Is sociological research really needed, beyond the examples of history? I'm reminded of a piece from "crunchy con" religious right-winger Rod Dreher where he first acknowledged that HBD — he specifically singled out Steve Sailer — is probably correct, scientifically; but then argued that we, as a society, must pretend it is not, actively censor it, and maintain instead a "noble lie" (Dreher explicitly called it that) of egalitarian blank-slatism, because it's "proven" that human beings simply 'can't handle the truth.' The proof being the Jim Crow South and, of course, 1930's Germany.

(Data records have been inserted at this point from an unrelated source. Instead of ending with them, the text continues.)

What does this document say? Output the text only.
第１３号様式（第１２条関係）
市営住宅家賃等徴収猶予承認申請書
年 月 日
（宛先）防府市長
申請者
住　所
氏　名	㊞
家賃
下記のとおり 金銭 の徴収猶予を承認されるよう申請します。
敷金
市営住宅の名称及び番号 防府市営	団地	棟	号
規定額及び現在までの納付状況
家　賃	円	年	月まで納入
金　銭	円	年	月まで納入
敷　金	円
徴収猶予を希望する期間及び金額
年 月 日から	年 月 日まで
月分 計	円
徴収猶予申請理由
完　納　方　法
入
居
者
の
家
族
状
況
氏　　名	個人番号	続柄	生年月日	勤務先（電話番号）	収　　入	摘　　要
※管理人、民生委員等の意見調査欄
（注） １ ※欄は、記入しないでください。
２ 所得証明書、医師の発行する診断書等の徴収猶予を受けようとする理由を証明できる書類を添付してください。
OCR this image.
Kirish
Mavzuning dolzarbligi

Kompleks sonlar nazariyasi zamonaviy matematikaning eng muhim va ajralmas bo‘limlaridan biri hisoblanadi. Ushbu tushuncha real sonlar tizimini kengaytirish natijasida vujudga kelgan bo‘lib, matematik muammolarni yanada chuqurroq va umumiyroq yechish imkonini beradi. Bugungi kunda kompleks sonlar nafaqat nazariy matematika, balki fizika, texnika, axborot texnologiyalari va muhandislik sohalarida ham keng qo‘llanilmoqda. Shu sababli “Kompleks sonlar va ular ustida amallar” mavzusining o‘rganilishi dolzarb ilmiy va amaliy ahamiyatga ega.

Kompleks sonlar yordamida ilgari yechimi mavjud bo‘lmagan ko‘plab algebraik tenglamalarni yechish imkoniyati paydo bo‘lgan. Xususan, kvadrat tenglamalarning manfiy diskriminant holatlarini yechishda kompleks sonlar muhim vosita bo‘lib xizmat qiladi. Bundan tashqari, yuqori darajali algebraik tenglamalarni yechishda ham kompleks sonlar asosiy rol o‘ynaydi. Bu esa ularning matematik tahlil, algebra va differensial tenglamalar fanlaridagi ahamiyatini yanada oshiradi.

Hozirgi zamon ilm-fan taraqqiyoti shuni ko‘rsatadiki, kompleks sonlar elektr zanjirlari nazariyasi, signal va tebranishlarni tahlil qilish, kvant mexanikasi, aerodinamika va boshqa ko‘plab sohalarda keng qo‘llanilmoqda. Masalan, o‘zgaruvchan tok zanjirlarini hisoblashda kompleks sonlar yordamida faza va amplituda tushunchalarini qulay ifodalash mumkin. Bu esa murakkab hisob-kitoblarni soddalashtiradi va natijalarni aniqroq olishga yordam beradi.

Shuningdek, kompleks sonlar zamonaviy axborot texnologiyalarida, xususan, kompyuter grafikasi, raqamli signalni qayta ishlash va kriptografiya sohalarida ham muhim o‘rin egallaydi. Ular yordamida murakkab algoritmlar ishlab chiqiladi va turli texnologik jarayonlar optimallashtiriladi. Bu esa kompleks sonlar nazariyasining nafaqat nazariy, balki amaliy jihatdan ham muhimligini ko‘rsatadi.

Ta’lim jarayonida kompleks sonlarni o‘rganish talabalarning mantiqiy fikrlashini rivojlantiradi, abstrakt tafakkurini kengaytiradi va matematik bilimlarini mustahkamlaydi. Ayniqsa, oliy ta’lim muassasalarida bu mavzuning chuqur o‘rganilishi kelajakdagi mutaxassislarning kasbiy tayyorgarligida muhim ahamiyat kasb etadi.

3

I seem to remember ame_damnee back at the old place once making a similar argument in response to someone asking whatever happened to 'the pursuit of excellence.' To draw attention to "excellence" would also draw attention to it's lack, and that, it was argued, automatically and inevitably leads to people donning jackboots and building death camps. Again, "the Mid-Century Germans," as some like to euphemize, are all the proof necessary to show what happens when the egalitarian veil receives the slightest puncture.

(Meanwhile, this ignores that the bulk of settled societies throughout human history were quite inegalitarian and believed in hereditary differences, without descending into coercive or genocidal projects of eugenic "improvement." For example, it's hard to find a philosophy more hierarchical and inegalitarian than Confucianism, but AIUI when eugenics came to China, the (greatly weakened) Confucians were pretty much in opposition. And in the West, the now-deleted third verse of "All Things Bright and Beautiful" persisted enough in cultural memory that I remember once hearing it performed in a Bob Hope movie. So there's something more needed beyond just "people are born different" to get to "therefore we must exterminate the lower orders.")

As Neema Parvini said in his New Years stream, the core of the dominant ideology of the present day is that we're still fighting Hitler, if only 'the little Hitler inside each of us.' Letting people "realize people of [race] were more genetically predisposed to [bad behavior]" led to Nazi's once, and we all swore "never again." So what more social science is needed beyond that?

Letting people "realize people of [race] were more genetically predisposed to [bad behavior]" led to Nazi's once, and we all swore "never again." So what more social science is needed beyond that?

This is my core objection, that this isn't what led to Nazis. I don't believe the Nazis' rise to power in Germany was due to scientists dispassionately admitting to a populace that has only ever lived in a Western society of egalitarianism that they are forced to conclude something that they didn't expect or at least know to be true before they did the research, that there are different distributions in important traits such as intelligence when analyzing different groups of people, grouped by what we refer to as "race." I think it was closer to telling people that the Sciencetm proves that those people you already despise really are despicable. Which is far more similar to modern idpol than to HBD, which is one of the main reasons I reject idpol so much, though even then I wouldn't go as far as to censor them.